Madiha Derouazi has been nominated for this year’s European Patent Office Innovation Award for her invention, together with Elodie Belnou. Adrian Ochsenbein thinks this is well deserved: “It’s a new therapy strategy that may induce more efficient immune responses,” says the Bern specialist, but puts it into perspective: “The clinical potential remains to be seen.” While the platform could overcome previous difficulties of therapeutic cancer vaccination, it is still only a promise.
The idea is popular
Angelika Riemer is head of the Immunotherapy and Prevention department at the German Cancer Research Center in Heidelberg and also researches therapeutic cancer vaccines.

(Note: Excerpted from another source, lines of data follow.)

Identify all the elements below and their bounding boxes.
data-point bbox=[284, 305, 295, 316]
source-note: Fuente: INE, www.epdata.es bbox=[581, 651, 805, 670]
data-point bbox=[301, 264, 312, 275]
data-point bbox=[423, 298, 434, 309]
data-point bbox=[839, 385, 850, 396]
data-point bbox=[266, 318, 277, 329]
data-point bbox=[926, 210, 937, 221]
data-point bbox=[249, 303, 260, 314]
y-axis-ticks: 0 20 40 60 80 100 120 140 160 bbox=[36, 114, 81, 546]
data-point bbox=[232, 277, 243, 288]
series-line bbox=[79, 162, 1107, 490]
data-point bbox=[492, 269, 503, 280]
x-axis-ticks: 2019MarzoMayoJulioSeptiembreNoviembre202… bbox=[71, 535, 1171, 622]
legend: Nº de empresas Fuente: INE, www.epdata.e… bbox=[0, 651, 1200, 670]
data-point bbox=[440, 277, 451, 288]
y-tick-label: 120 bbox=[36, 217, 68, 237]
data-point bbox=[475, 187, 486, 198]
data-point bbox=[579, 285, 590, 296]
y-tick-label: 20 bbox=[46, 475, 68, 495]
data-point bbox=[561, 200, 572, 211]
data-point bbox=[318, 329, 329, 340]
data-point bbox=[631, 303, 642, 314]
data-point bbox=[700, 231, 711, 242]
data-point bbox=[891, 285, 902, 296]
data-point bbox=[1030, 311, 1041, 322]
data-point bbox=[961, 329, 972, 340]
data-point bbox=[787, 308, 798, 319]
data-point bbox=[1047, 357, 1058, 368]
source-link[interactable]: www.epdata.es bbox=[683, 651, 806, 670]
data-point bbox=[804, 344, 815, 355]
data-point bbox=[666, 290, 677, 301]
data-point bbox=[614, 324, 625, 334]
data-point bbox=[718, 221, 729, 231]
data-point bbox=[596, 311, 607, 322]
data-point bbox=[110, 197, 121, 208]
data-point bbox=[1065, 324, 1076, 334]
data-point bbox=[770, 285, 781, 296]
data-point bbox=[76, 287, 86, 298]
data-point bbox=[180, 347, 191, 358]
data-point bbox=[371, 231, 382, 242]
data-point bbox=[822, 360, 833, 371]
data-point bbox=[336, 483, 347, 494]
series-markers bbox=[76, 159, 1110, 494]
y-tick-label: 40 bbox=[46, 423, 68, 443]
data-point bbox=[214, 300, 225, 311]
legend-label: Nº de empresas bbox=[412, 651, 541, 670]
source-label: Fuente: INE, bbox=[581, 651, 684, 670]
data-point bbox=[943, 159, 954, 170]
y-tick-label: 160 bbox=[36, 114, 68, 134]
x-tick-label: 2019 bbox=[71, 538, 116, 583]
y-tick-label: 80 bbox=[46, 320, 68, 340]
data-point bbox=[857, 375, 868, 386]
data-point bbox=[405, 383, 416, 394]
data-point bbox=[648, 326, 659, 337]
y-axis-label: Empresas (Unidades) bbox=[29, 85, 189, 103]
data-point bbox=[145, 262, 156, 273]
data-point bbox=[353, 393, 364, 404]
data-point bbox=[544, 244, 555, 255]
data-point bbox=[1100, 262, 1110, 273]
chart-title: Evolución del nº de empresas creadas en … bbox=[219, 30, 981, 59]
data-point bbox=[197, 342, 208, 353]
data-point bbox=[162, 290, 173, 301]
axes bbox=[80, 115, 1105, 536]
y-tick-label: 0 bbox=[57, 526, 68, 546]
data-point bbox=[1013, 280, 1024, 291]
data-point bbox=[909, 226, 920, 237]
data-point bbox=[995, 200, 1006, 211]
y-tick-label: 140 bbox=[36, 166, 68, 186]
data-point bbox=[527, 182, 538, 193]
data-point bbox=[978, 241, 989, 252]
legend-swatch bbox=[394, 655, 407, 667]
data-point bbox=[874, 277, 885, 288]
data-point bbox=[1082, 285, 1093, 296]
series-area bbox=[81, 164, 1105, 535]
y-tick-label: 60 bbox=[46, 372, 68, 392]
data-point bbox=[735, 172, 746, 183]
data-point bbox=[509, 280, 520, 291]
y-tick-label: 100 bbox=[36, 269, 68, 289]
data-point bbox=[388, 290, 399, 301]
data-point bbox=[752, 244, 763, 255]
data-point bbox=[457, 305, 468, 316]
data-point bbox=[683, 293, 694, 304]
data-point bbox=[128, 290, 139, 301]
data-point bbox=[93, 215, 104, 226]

It is integrated into the invention from Geneva: “This basic research is really top-class,” she says. “Here it was analyzed very precisely whether this vaccine platform works well.”
The platform is currently being tested in a phase I study in the treatment of people suffering from colorectal cancer. Has therapeutic cancer vaccination now been a success? They will “have to find their place,” Adrian Ochsenbein is convinced, “above all because the developments are running at high speed.”
The Bernese oncologist sees the greatest potential in combining different approaches. Today, many types of cancer, for which the prognosis was previously poor, can be treated well or even cured thanks to so-called immunotherapies. As a result, the immune system is strengthened with medication. With vaccines, the immune response would be activated in a much more targeted manner. This could further improve the patient’s chances of survival.